Fibrous tissue ingrowth improves the biocompatibility of porous implants because it limits their movement. Movement is an essential factor in determining the host response to an implant. Because the host foreign body reaction encapsulates smooth-surface implants, a smooth implant never binds to the host bed and therefore is predisposed to move. Encapsulation of smooth implants and their subsequent predisposition to movement are directly or indirectly responsible for the majority of the late complications observed with smooth implants. When used to augment the chin, smooth silicone implants are known to cause significant bone resorption, which is attributed to implant motion caused by the overlying mentalis muscle. Bone erosion is not clinically significant unless an implant and the subsequent erosion overlies a tooth root. Animal studies have demonstrated that porous implants result in less bone resorption than do smooth implants. Bikhazi and Van Antwerp, in a prospective cephalometric study of five patients undergoing chin augmentation with porous polyethylene implants, did not observe bone resorption beneath the implants. When this author has removed cheek implants at 6 months and chin and mandibular implants at 1 year, the erosion was barely perceptible.

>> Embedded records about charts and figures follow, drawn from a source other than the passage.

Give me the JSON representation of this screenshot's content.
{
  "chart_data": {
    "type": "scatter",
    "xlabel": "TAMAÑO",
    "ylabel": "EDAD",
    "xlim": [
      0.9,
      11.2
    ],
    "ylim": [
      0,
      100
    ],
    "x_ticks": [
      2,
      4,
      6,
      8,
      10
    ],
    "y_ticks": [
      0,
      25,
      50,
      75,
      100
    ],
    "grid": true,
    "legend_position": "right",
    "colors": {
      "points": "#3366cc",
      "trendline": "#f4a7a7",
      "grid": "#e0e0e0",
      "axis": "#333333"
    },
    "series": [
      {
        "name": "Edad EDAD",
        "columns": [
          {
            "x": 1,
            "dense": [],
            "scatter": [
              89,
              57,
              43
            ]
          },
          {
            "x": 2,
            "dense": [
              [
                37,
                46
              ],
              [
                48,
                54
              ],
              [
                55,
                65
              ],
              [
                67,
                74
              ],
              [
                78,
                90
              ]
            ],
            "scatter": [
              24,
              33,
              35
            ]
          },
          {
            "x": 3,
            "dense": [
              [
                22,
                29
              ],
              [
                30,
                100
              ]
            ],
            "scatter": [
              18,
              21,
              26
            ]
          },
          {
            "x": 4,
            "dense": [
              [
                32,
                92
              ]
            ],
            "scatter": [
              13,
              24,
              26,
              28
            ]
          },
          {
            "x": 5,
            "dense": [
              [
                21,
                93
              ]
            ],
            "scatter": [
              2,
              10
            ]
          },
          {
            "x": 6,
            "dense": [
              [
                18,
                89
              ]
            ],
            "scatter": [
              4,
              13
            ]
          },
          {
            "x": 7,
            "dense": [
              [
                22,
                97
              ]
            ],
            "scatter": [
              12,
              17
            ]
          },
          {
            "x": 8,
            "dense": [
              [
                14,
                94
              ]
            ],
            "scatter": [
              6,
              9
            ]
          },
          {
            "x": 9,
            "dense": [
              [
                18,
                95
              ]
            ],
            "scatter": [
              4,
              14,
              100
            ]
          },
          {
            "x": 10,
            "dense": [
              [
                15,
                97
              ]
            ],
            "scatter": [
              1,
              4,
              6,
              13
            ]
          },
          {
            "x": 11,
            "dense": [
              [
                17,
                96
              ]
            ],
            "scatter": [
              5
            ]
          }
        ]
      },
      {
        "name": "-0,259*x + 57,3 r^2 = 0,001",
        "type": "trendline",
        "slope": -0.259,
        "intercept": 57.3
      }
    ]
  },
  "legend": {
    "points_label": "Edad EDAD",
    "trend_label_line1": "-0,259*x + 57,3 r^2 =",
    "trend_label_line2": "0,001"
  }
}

The use of porous implants has been criticized because, unlike smooth implants, they require wider exposure for positioning and are more difficult to remove. Personal preference and the “learning curve” have made both of these problems less significant. Wider exposure has resulted in more accurate implant positioning. Because the initial augmentation has been more satisfactory for the majority of patients, revision surgical procedures have been infrequent. When porous polyethylene implants require removal, dissection directly on the implant minimizes adjacent soft tissue trauma. The absence of a thick fibrous capsule allows the soft tissues to collapse after implant removal, permitting restoration of the preimplant contour. This is not always the case after silicone implant removal, where the fibrous capsule maintains the contour of the implant.
It is important to note that the manufacturer provides multiple implant shapes and sizes intended for specific anatomical areas. It is unusual for the senior author to use an implant without changing its contour (reducing it) to meet the needs of the specific situation ( Fig. 4.4 ).